Ohio isn't great because we have summer heat and winter cold, but we're accessible to lots of places by car or plane. Affordable housing and cost of living. Access to great medical care.
but most of all, the family is here and it would be difficult to live far away and only see them a few times a year.
If it weren't for that, I would pick the pacific northwest for the climate and the beauty.
I live in Devon in England. Medication is free here, so no cost. Would be nice to have dryer weather more often.

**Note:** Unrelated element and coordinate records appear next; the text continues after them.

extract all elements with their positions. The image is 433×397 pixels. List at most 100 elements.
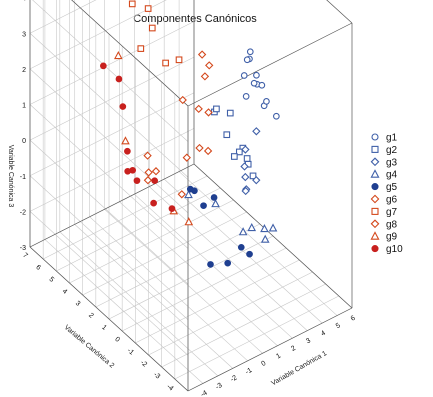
data-point <box>241 172 250 182</box>
data-point <box>268 223 278 232</box>
data-point <box>129 166 137 174</box>
y-tick-label: -4 <box>165 383 174 392</box>
data-point <box>99 62 107 70</box>
z-tick-label: 3 <box>22 31 26 38</box>
data-point <box>144 5 152 12</box>
wall-grid-line <box>29 92 195 177</box>
data-point <box>247 223 257 232</box>
chart-title: Componentes Canónicos <box>133 13 257 25</box>
data-point <box>151 177 159 185</box>
y-tick-label: 7 <box>21 252 29 260</box>
data-point <box>213 105 220 113</box>
data-point <box>253 71 260 79</box>
legend-label: g3 <box>386 157 398 168</box>
legend-item-g10: g10 <box>371 244 403 255</box>
data-point <box>211 199 220 208</box>
x-tick-label: -4 <box>200 390 209 397</box>
floor-grid-line <box>82 211 247 296</box>
x-tick-label: 0 <box>260 360 267 368</box>
wall-grid-line <box>29 33 189 178</box>
data-point <box>240 72 248 79</box>
data-point <box>238 227 248 236</box>
legend-marker <box>370 194 380 204</box>
legend-label: g9 <box>386 232 398 243</box>
x-tick-label: 3 <box>305 337 312 345</box>
legend-label: g8 <box>386 219 398 230</box>
legend-item-g8: g8 <box>370 219 398 230</box>
data-point <box>194 104 203 114</box>
floor-grid-line <box>174 295 339 380</box>
z-tick-label: 1 <box>22 103 26 110</box>
x-tick-label: -2 <box>230 374 239 383</box>
legend-marker <box>371 145 379 153</box>
y-tick-label: 0 <box>113 336 121 344</box>
y-tick-label: -1 <box>126 347 135 356</box>
legend-item-g1: g1 <box>371 133 398 144</box>
floor-grid-line <box>69 199 234 284</box>
floor-grid-line <box>43 175 208 260</box>
z-tick-label: -1 <box>20 174 26 181</box>
legend-label: g2 <box>386 145 398 156</box>
series-g7 <box>128 0 183 67</box>
series-g5 <box>186 185 253 268</box>
data-point <box>243 155 251 162</box>
data-point <box>178 95 187 105</box>
legend-marker <box>371 245 379 253</box>
floor-grid-line <box>148 271 313 356</box>
series-g4 <box>184 189 278 243</box>
wall-grid-line <box>29 56 195 141</box>
data-point <box>121 136 130 145</box>
legend-marker <box>371 133 379 141</box>
data-point <box>200 72 210 81</box>
legend-label: g4 <box>386 170 398 181</box>
data-point <box>241 186 250 196</box>
data-point <box>177 190 186 199</box>
floor-grid-line <box>95 223 260 308</box>
y-tick-label: 1 <box>100 324 108 332</box>
z-tick-label: 0 <box>22 138 26 145</box>
data-point <box>191 187 198 195</box>
x-tick-label: 4 <box>320 330 327 338</box>
data-point <box>162 59 169 67</box>
data-point <box>119 103 127 110</box>
x-tick-label: 5 <box>335 322 342 330</box>
x-tick-label: -1 <box>244 367 253 376</box>
legend-marker <box>370 169 380 178</box>
box-edge <box>193 163 353 309</box>
series-g1 <box>240 48 280 120</box>
series-g9 <box>114 50 194 226</box>
legend-label: g5 <box>386 182 398 193</box>
legend-item-g6: g6 <box>370 194 398 206</box>
legend-item-g3: g3 <box>370 157 398 168</box>
data-point <box>124 147 131 155</box>
data-point <box>137 45 145 52</box>
data-point <box>204 108 213 117</box>
floor-grid-line <box>56 187 221 272</box>
data-points <box>99 0 280 268</box>
data-point <box>223 131 231 139</box>
legend-item-g2: g2 <box>371 145 398 156</box>
data-point <box>246 250 253 258</box>
box-edge <box>29 246 189 392</box>
series-g8 <box>143 146 213 199</box>
y-tick-label: 5 <box>48 276 56 284</box>
wall-grid-line <box>29 128 195 212</box>
y-axis-label: Variable Canónica 2 <box>63 324 115 370</box>
series-g6 <box>143 50 214 176</box>
z-tick-label: -2 <box>20 209 26 216</box>
data-point <box>197 50 207 59</box>
floor-grid-line <box>122 247 287 332</box>
series-g10 <box>99 62 176 212</box>
y-tick-label: 2 <box>87 312 95 320</box>
legend-label: g10 <box>386 244 403 255</box>
wall-grid-line <box>29 104 189 249</box>
y-tick-label: -5 <box>178 395 187 397</box>
legend-item-g7: g7 <box>371 207 398 218</box>
data-point <box>237 243 245 251</box>
data-point <box>175 56 183 64</box>
wall-grid-line <box>32 0 189 142</box>
y-tick-label: 3 <box>74 300 82 308</box>
wall-grid-line <box>29 139 189 285</box>
data-point <box>143 151 152 160</box>
x-tick-label: 2 <box>290 345 297 353</box>
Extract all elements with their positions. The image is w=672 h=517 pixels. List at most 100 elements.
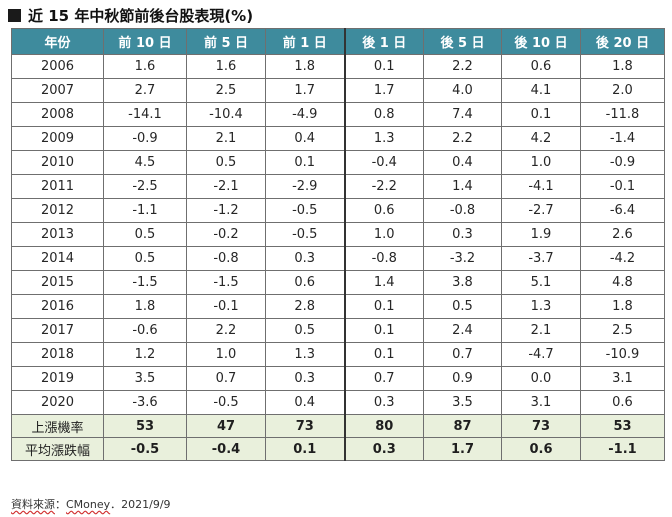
year-cell: 2018 [11, 342, 104, 367]
value-cell: -0.5 [186, 390, 266, 415]
value-cell: 0.9 [423, 366, 502, 391]
value-cell: 0.5 [103, 246, 187, 271]
summary-label: 平均漲跌幅 [11, 437, 104, 461]
table-row: 2008 -14.1 -10.4 -4.9 0.8 7.4 0.1 -11.8 [11, 102, 665, 127]
year-cell: 2009 [11, 126, 104, 151]
value-cell: 2.1 [501, 318, 581, 343]
year-cell: 2007 [11, 78, 104, 103]
summary-row: 上漲機率 53 47 73 80 87 73 53 [11, 414, 665, 438]
value-cell: 3.1 [580, 366, 665, 391]
year-cell: 2016 [11, 294, 104, 319]
column-header-5: 後 5 日 [423, 28, 502, 55]
value-cell: -0.5 [265, 198, 345, 223]
value-cell: 2.7 [103, 78, 187, 103]
summary-value: 0.1 [265, 437, 345, 461]
summary-value: 53 [103, 414, 187, 438]
value-cell: 0.6 [343, 198, 424, 223]
value-cell: 2.8 [265, 294, 345, 319]
value-cell: 0.4 [265, 126, 345, 151]
value-cell: 3.8 [423, 270, 502, 295]
summary-row: 平均漲跌幅 -0.5 -0.4 0.1 0.3 1.7 0.6 -1.1 [11, 437, 665, 461]
value-cell: 2.5 [186, 78, 266, 103]
table-row: 2011 -2.5 -2.1 -2.9 -2.2 1.4 -4.1 -0.1 [11, 174, 665, 199]
table-row: 2020 -3.6 -0.5 0.4 0.3 3.5 3.1 0.6 [11, 390, 665, 415]
value-cell: -1.4 [580, 126, 665, 151]
value-cell: -2.7 [501, 198, 581, 223]
value-cell: -0.5 [265, 222, 345, 247]
value-cell: 2.0 [580, 78, 665, 103]
value-cell: -4.2 [580, 246, 665, 271]
value-cell: 1.8 [580, 294, 665, 319]
value-cell: 0.4 [423, 150, 502, 175]
table-row: 2013 0.5 -0.2 -0.5 1.0 0.3 1.9 2.6 [11, 222, 665, 247]
value-cell: -0.1 [580, 174, 665, 199]
column-header-0: 年份 [11, 28, 104, 55]
summary-value: 0.6 [501, 437, 581, 461]
value-cell: 3.5 [423, 390, 502, 415]
source-footer: 資料來源：CMoney．2021/9/9 [11, 496, 171, 512]
year-cell: 2012 [11, 198, 104, 223]
summary-value: 87 [423, 414, 502, 438]
summary-value: -0.4 [186, 437, 266, 461]
value-cell: 0.8 [343, 102, 424, 127]
value-cell: 0.3 [265, 366, 345, 391]
table-row: 2006 1.6 1.6 1.8 0.1 2.2 0.6 1.8 [11, 54, 665, 79]
value-cell: -4.7 [501, 342, 581, 367]
value-cell: 0.7 [423, 342, 502, 367]
value-cell: 2.2 [423, 126, 502, 151]
value-cell: -1.5 [103, 270, 187, 295]
value-cell: 0.1 [343, 318, 424, 343]
value-cell: 0.1 [265, 150, 345, 175]
value-cell: -2.1 [186, 174, 266, 199]
year-cell: 2020 [11, 390, 104, 415]
value-cell: 0.1 [343, 294, 424, 319]
value-cell: 0.3 [343, 390, 424, 415]
value-cell: -0.2 [186, 222, 266, 247]
header-row: 年份前 10 日前 5 日前 1 日後 1 日後 5 日後 10 日後 20 日 [11, 28, 665, 55]
value-cell: -10.9 [580, 342, 665, 367]
year-cell: 2017 [11, 318, 104, 343]
table-row: 2015 -1.5 -1.5 0.6 1.4 3.8 5.1 4.8 [11, 270, 665, 295]
value-cell: 1.0 [343, 222, 424, 247]
value-cell: 2.1 [186, 126, 266, 151]
column-header-1: 前 10 日 [103, 28, 187, 55]
value-cell: 1.0 [501, 150, 581, 175]
column-header-2: 前 5 日 [186, 28, 266, 55]
summary-value: 73 [501, 414, 581, 438]
year-cell: 2014 [11, 246, 104, 271]
value-cell: 4.1 [501, 78, 581, 103]
value-cell: 4.8 [580, 270, 665, 295]
value-cell: -10.4 [186, 102, 266, 127]
value-cell: 2.2 [423, 54, 502, 79]
table-row: 2012 -1.1 -1.2 -0.5 0.6 -0.8 -2.7 -6.4 [11, 198, 665, 223]
value-cell: -0.9 [103, 126, 187, 151]
value-cell: 1.9 [501, 222, 581, 247]
table-row: 2016 1.8 -0.1 2.8 0.1 0.5 1.3 1.8 [11, 294, 665, 319]
value-cell: 1.6 [103, 54, 187, 79]
value-cell: -11.8 [580, 102, 665, 127]
value-cell: -2.2 [343, 174, 424, 199]
value-cell: 1.8 [265, 54, 345, 79]
column-header-4: 後 1 日 [343, 28, 424, 55]
table-row: 2019 3.5 0.7 0.3 0.7 0.9 0.0 3.1 [11, 366, 665, 391]
source-name: CMoney [66, 498, 111, 511]
value-cell: 7.4 [423, 102, 502, 127]
value-cell: 0.7 [343, 366, 424, 391]
year-cell: 2013 [11, 222, 104, 247]
black-square-icon [8, 8, 21, 22]
summary-value: 73 [265, 414, 345, 438]
value-cell: 1.3 [501, 294, 581, 319]
value-cell: -1.1 [103, 198, 187, 223]
column-header-7: 後 20 日 [580, 28, 665, 55]
column-header-6: 後 10 日 [501, 28, 581, 55]
value-cell: -0.4 [343, 150, 424, 175]
year-cell: 2015 [11, 270, 104, 295]
value-cell: -1.5 [186, 270, 266, 295]
value-cell: -14.1 [103, 102, 187, 127]
summary-value: 47 [186, 414, 266, 438]
year-cell: 2006 [11, 54, 104, 79]
value-cell: 1.7 [343, 78, 424, 103]
value-cell: -0.8 [186, 246, 266, 271]
summary-value: 53 [580, 414, 665, 438]
value-cell: 1.8 [580, 54, 665, 79]
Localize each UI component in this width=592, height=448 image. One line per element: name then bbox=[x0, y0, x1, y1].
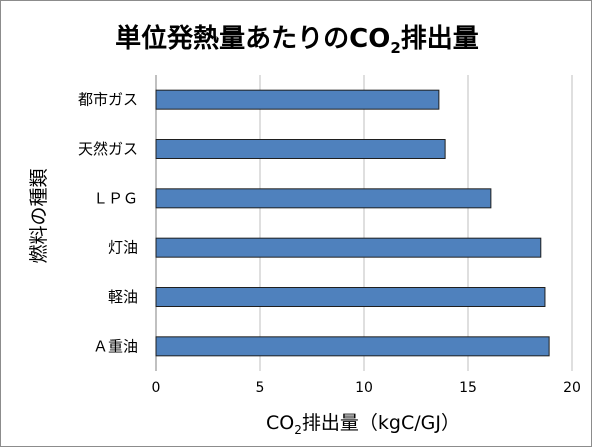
x-axis-title-main: CO bbox=[266, 412, 294, 434]
chart-title: 単位発熱量あたりのCO2排出量 bbox=[115, 23, 479, 57]
chart-title-tail: 排出量 bbox=[401, 24, 479, 54]
x-tick-label: 5 bbox=[256, 380, 265, 396]
y-axis-title: 燃料の種類 bbox=[28, 168, 50, 263]
bar bbox=[155, 188, 492, 209]
bar bbox=[155, 139, 446, 159]
category-label: 軽油 bbox=[108, 288, 138, 306]
x-axis-title: CO2排出量（kgC/GJ） bbox=[266, 412, 460, 437]
category-label: 天然ガス bbox=[78, 140, 138, 158]
x-tick-labels: 0 5 10 15 20 bbox=[152, 380, 581, 396]
x-axis-title-tail: 排出量（kgC/GJ） bbox=[302, 412, 460, 434]
chart-title-subscript: 2 bbox=[390, 39, 400, 57]
bar bbox=[155, 287, 546, 307]
x-tick-label: 10 bbox=[355, 380, 373, 396]
category-label: 灯油 bbox=[108, 239, 138, 257]
category-label: 都市ガス bbox=[78, 91, 138, 109]
bar bbox=[155, 336, 550, 357]
x-axis-title-subscript: 2 bbox=[294, 423, 302, 437]
x-tick-label: 0 bbox=[152, 380, 161, 396]
x-tick-label: 15 bbox=[459, 380, 477, 396]
chart-title-main: 単位発熱量あたりのCO bbox=[115, 23, 390, 54]
bar bbox=[155, 237, 542, 258]
bar-layer bbox=[155, 89, 550, 357]
x-tick-label: 20 bbox=[563, 380, 581, 396]
category-label: Ａ重油 bbox=[93, 337, 138, 355]
bar bbox=[155, 89, 440, 110]
category-label: ＬＰＧ bbox=[93, 189, 138, 207]
grid-layer bbox=[155, 75, 573, 371]
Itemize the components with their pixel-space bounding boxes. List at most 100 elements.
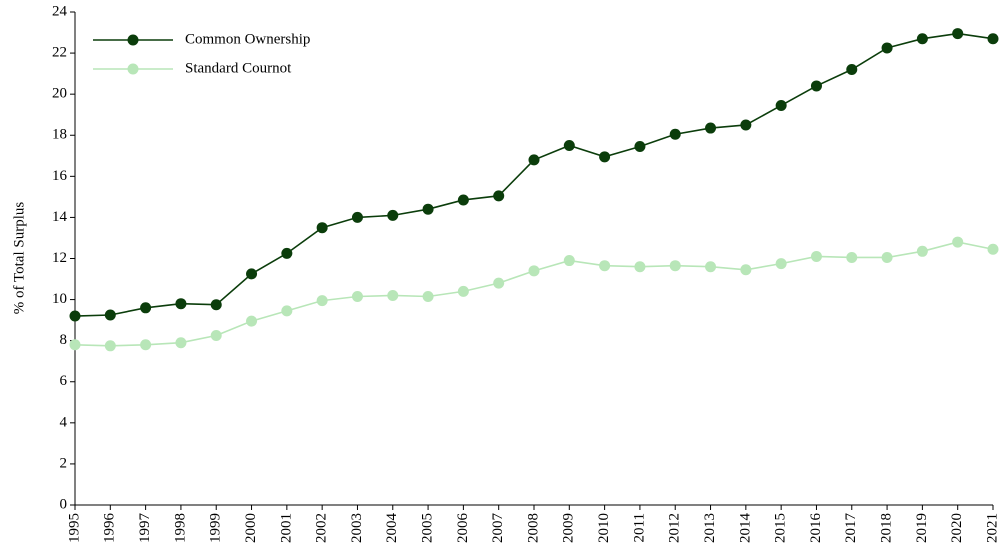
data-point [246, 268, 258, 280]
data-point [457, 194, 469, 206]
data-point [493, 190, 505, 202]
data-point [104, 309, 116, 321]
data-point [705, 122, 717, 134]
data-point [281, 247, 293, 259]
legend-label: Common Ownership [185, 31, 310, 47]
y-tick-label: 16 [52, 168, 68, 184]
x-tick-label: 1995 [66, 513, 82, 543]
x-tick-label: 1996 [102, 513, 118, 544]
data-point [210, 299, 222, 311]
data-point [493, 277, 505, 289]
data-point [528, 154, 540, 166]
data-point [175, 298, 187, 310]
x-tick-label: 2020 [949, 513, 965, 543]
x-tick-label: 2006 [455, 513, 471, 544]
data-point [316, 295, 328, 307]
x-tick-label: 2010 [596, 513, 612, 543]
data-point [175, 337, 187, 349]
y-tick-label: 8 [60, 332, 68, 348]
x-tick-label: 2016 [808, 513, 824, 544]
data-point [246, 315, 258, 327]
data-point [952, 236, 964, 248]
data-point [740, 264, 752, 276]
data-point [705, 261, 717, 273]
x-tick-label: 2000 [243, 513, 259, 543]
data-point [316, 222, 328, 234]
y-tick-label: 10 [52, 291, 67, 307]
x-tick-label: 2001 [278, 513, 294, 543]
data-point [563, 255, 575, 267]
legend-marker [127, 34, 139, 46]
data-point [210, 330, 222, 342]
data-point [881, 42, 893, 54]
x-tick-label: 2008 [525, 513, 541, 543]
data-point [69, 339, 81, 351]
x-tick-label: 2003 [349, 513, 365, 543]
data-point [987, 33, 999, 45]
data-point [422, 203, 434, 215]
data-point [281, 305, 293, 317]
data-point [422, 291, 434, 303]
data-point [634, 261, 646, 273]
data-point [351, 211, 363, 223]
x-tick-label: 1997 [137, 513, 153, 544]
data-point [952, 28, 964, 40]
data-point [669, 260, 681, 272]
x-tick-label: 2002 [314, 513, 330, 543]
y-tick-label: 6 [60, 373, 68, 389]
data-point [987, 243, 999, 255]
data-point [846, 64, 858, 76]
y-tick-label: 12 [52, 250, 67, 266]
data-point [599, 151, 611, 163]
data-point [69, 310, 81, 322]
y-tick-label: 20 [52, 86, 67, 102]
x-tick-label: 1998 [172, 513, 188, 543]
x-tick-label: 1999 [208, 513, 224, 543]
data-point [634, 141, 646, 153]
data-point [140, 302, 152, 314]
data-point [916, 245, 928, 257]
data-point [387, 209, 399, 221]
x-tick-label: 2018 [879, 513, 895, 543]
x-tick-label: 2013 [702, 513, 718, 543]
x-tick-label: 2017 [843, 513, 859, 544]
data-point [810, 80, 822, 92]
data-point [599, 260, 611, 272]
x-tick-label: 2011 [631, 513, 647, 542]
x-tick-label: 2012 [667, 513, 683, 543]
data-point [140, 339, 152, 351]
x-tick-label: 2007 [490, 513, 506, 544]
y-tick-label: 18 [52, 127, 67, 143]
data-point [916, 33, 928, 45]
data-point [457, 285, 469, 297]
data-point [740, 119, 752, 131]
data-point [846, 251, 858, 263]
data-point [669, 128, 681, 140]
data-point [563, 140, 575, 152]
y-tick-label: 24 [52, 3, 68, 19]
data-point [528, 265, 540, 277]
y-axis-label: % of Total Surplus [11, 202, 27, 315]
legend-label: Standard Cournot [185, 60, 292, 76]
x-tick-label: 2015 [773, 513, 789, 543]
y-tick-label: 2 [60, 455, 68, 471]
data-point [775, 99, 787, 111]
y-tick-label: 4 [60, 414, 68, 430]
data-point [775, 258, 787, 270]
x-tick-label: 2019 [914, 513, 930, 543]
data-point [104, 340, 116, 352]
y-tick-label: 14 [52, 209, 68, 225]
data-point [351, 291, 363, 303]
x-tick-label: 2014 [737, 513, 753, 544]
y-tick-label: 0 [60, 496, 68, 512]
x-tick-label: 2021 [984, 513, 1000, 543]
x-tick-label: 2004 [384, 513, 400, 544]
y-tick-label: 22 [52, 45, 67, 61]
x-tick-label: 2009 [561, 513, 577, 543]
data-point [387, 289, 399, 301]
data-point [810, 250, 822, 262]
data-point [881, 251, 893, 263]
legend-marker [127, 63, 139, 75]
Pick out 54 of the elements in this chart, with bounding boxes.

I'm in Canada. My first choice would be Vancouver, where I lived for a while growing up. Moderate temps, lots to do, beautiful city, great medical care, very laid back atmosphere. I'm presently in Calgary. Cold winters, yuck. Summers nice, can get a bit too hot but doesn't last too long. Also great medical care. No sales tax. Near the Rocky mountains. Much more corporate in vibe, with some cowboy attitude thrown in. Will probably stay here ten more years till my husband is 55, and retire in Vancouver.
I think the biggest considerations when you have a chronic disease are affordability ie where you can live within your means, quality of health care and most important, support system.
I love where I am (Santa Cruz Mts., CA). The weather can't be beat! The downside? This is one of the most expensive places to live on the planet!
I live on Long Island, just across the border from Queens, one of the 5 boros of NYC. We have hot summers, with lots of humidity, and cold winters. This winter has been a peach!
My MS does not seem to overreact to either. My amazing doc is in NYC and I love coming in to the city for shows, concerts, restaurants etc.